Women in STEM encourage girls to join the field
March 9, 2016
In honor of International Women’s Day, on Tuesday, March 8, the Sacramento State Women’s Resource Center and Multi-Cultural Center held a “Women in STEM” panel discussion.
The discussion, held in the Multi-Cultural Center, featured five panelists from a wide range of backgrounds. The event highlighted the following notable women in STEM: Elizabeth Derock, a mechanic majoring in mechanical engineering; Erryn Rivers, a psychology major who works in the Student Tech Center; Teagan Widmer, a software engineer from San Francisco; Susan Holl, the materials science department chair; and Cui Zhang, the department chair of the computer science department.
A wide range of topics, from how the women got their starts in STEM fields to how to immerse young girls in the world of science, were broached.
“As a kid, technology always interested me,” Widmer said. “So technology always kind of grabbed ahold of me. I remember thinking … I really enjoy computers, but you [had] to be good at math and take calculus and all this stuff … to get into a program to play with computers, and I was never really good at that at all.”

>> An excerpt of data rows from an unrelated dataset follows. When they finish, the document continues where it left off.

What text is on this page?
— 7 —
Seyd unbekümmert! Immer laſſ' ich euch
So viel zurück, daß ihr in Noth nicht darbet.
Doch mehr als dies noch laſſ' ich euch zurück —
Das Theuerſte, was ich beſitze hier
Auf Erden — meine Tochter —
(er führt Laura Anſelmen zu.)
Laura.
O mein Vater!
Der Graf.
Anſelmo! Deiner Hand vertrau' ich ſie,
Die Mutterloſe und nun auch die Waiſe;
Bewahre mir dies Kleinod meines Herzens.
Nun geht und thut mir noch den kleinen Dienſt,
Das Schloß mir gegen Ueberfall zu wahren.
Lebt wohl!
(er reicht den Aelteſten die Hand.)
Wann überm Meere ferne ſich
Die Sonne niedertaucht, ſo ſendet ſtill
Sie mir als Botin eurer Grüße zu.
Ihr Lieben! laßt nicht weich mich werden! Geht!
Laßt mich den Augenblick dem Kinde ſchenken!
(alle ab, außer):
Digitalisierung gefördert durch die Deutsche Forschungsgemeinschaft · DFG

Widmer expressed that it is never to late for women, or any gender for that matter, to pursue their passions.
“It wasn’t until long after I got my masters in fine arts and theater … a friend of mine sat me down in a bar in San Francisco and asked me a trivia question and then looked at me and said, ‘You need to learn how to program.’ So I did; that was the real spark that led me into my career,” Widmer said.
The discussion, lead by Lorenzo Smith, also tackled the topic of fear potentially holding women back from pursuing careers in STEM fields.
“I wouldn’t have ever said that there was anything that made me fearful, because I was always able to create a support network, people that I could go to,” Holl said. “And I think that’s a real strength of being female in this society.”
Zhang also contributed her own input about fear to the panel.
“First off, I’m a computer scientist, but for students I’m one of the role models,” Zhang said. “Which means if I do a good job [and] give them a good example, they can do it too.”
The women on the panel also talked about encouraging and inspiring future generations of women to enter STEM fields and what supportive figures in a young woman’s life can do to foster positive STEM experiences.
“It’s about identifying and encouraging passion,” Widmer said. “If you see your daughter get excited about something, you don’t have to push her to it, but …applaud her for that. If she identifies good feelings with her investigative mind that she has, that’s going to help her.”